SARAJEVO 2025 Compétition Documentaires
Critique : Cuba & Alaska
par Vladan Petkovic
- Ce film de Yegor Troyanovsky suit deux femmes médecins de guerre dont l'entrain et la joie de vivre font que le film se démarque parmi les nombreux documentaires tournés en Ukraine sur le front

Le journaliste et réalisateur ukrainien Yegor Troyanovsky vient de présenter son deuxième long-métrage documentaire, Cuba & Alaska [+lire aussi :
bande-annonce
interview : Yegor Troyanovsky
fiche film], dans le cadre de la compétition Documentaires du Festival de Sarajevo, après une première mondiale qui a eu lieu au Sheffield Doc/Fest. Bien qu'il s'agisse d'un film de plus situé sur la ligne de front, et filmé en grande partie au moyen de bodycams et de smartphones, il se démarque du fait de ses personnages centraux, qui arrivent à conserver, contre toute attente, une joie de vivre contagieuse.
Ce n'est peut-être pas si bizarre que cela : on sait que le rire est un mécanisme de défense, comme l'a montré le célèbre humour noir né de la guerre de Bosnie. Cuba (Yulia) et Alaska (Olexandra) sont des médecins de guerre qui œuvrent dans une petite unité mobile. On fait leur connaissance à travers une vidéo filmée sur téléphone où on les voit rire, plaisanter et chanter tandis qu'au second plan, le bruit des explosions se rapproche. Dans la seule interview du film, montée plus comme un assemblage d'extraits sonores qu'une véritable conversation, elles sont assises à l'arrière d'un camion et expliquent leurs surnoms.
Ainsi, l'ouverture du film est pleine de vitalité et de chansons de variété ukrainienne, de rock, de disco et de reggae, le tout monté énergiquement par la Belge Joëlle Alexis, mais on voit aussi dès le premier acte des scènes où les deux médecins, couvertes de sang, travaillent dans des champs boueux et des ambulances surchargées. Un des rares plans fixes du film (qui a nécessité dans son ensemble quatre chefs opérateurs, avec comme directeur de la photographie Serhiy Stetsenko) montre Cuba dans un champ en train de donner avec entrain des instructions de premier secours à un soldat. Tout au long du film, on voit comment les combattants, qui n'ont pas de vrai contact avec leurs familles et amis, reportent tout sur leurs camarades. Nous apprenons aussi que Cuba et Alaska ont hâte de retrouver leurs passions : la mode pour la première, l'iillustration pour la seconde.
L'intensité optimiste du film est rompue quand Alaska est touchée à la cuisse par un éclat d'obus. Pendant sa convalescence (car si les Occidentaux n'ont pas envoyé assez d'armes, ils ont au moins fourni des services hospitaliers dernier cri – comprenant notamment un robot qui va l'aider à réapprendre à marcher, et de l'équithérapie), Cuba se rend à la Fashion Week de Paris pour présenter ses créations sur le thème "guerrière futuriste", puis en Espagne pour voir sa mère. Elles ne se retrouveront qu'à l'extrême fin du film, mais elles sont constamment en contact via des petits messages qui apparaissent à l'écran. Dans le dernier acte, hélas, les événements vont prendre un tour inattendu, émotionnellement éprouvant, qui fait presque l'effet d'une fiction tant il est dramatique.

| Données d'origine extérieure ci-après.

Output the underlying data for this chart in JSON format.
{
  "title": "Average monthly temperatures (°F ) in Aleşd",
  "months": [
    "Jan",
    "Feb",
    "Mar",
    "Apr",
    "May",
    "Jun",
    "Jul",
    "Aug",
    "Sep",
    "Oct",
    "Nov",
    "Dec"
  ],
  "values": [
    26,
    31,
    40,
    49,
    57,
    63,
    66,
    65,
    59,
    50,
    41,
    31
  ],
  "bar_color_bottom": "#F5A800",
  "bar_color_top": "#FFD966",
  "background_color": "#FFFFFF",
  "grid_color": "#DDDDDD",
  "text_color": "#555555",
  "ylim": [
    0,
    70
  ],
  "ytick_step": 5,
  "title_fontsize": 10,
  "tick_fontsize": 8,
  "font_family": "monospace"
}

Bien que la blessure d'Alaska l'ait en partie reléguée à une position de retrait, Troyanovsky maintient l'équilibre entre la présence des deux héroines dans le film. Cela crée un effet de balançoire entre approche émotionelle et angle cinématographique, avec une section médiane plus sombre malgré le voyage à Paris de Cuba. La douleur et la frustration d'Alaska font lourdement contrepoids, mais le public accueillera tout de même avec plaisir le changement de décor. Le dernier pan du film montre aussi, de nouveau, qu'on ne peut échapper à la guerre, mais on n'imagine pas un seul instant que les deux médecins souhaiteraient qu'il en aille autrement, même si elles rêvent bien sûr d'un retour à la paix et à leurs vies d'avant, désormais finies à jamais. Le plus grand accomplissement du film est précisément la manière dont il rend cette dichotomie et montre que malgré leur moral de fer, ces femmes ne seront plus jamais les mêmes.
Cuba & Alaska a été coproduit par 2Brave Productions (Ukraine), Tag Film (France) et Clin d'oeil Films (Belgique). Les ventes internationales du film sont assurées par Java Films.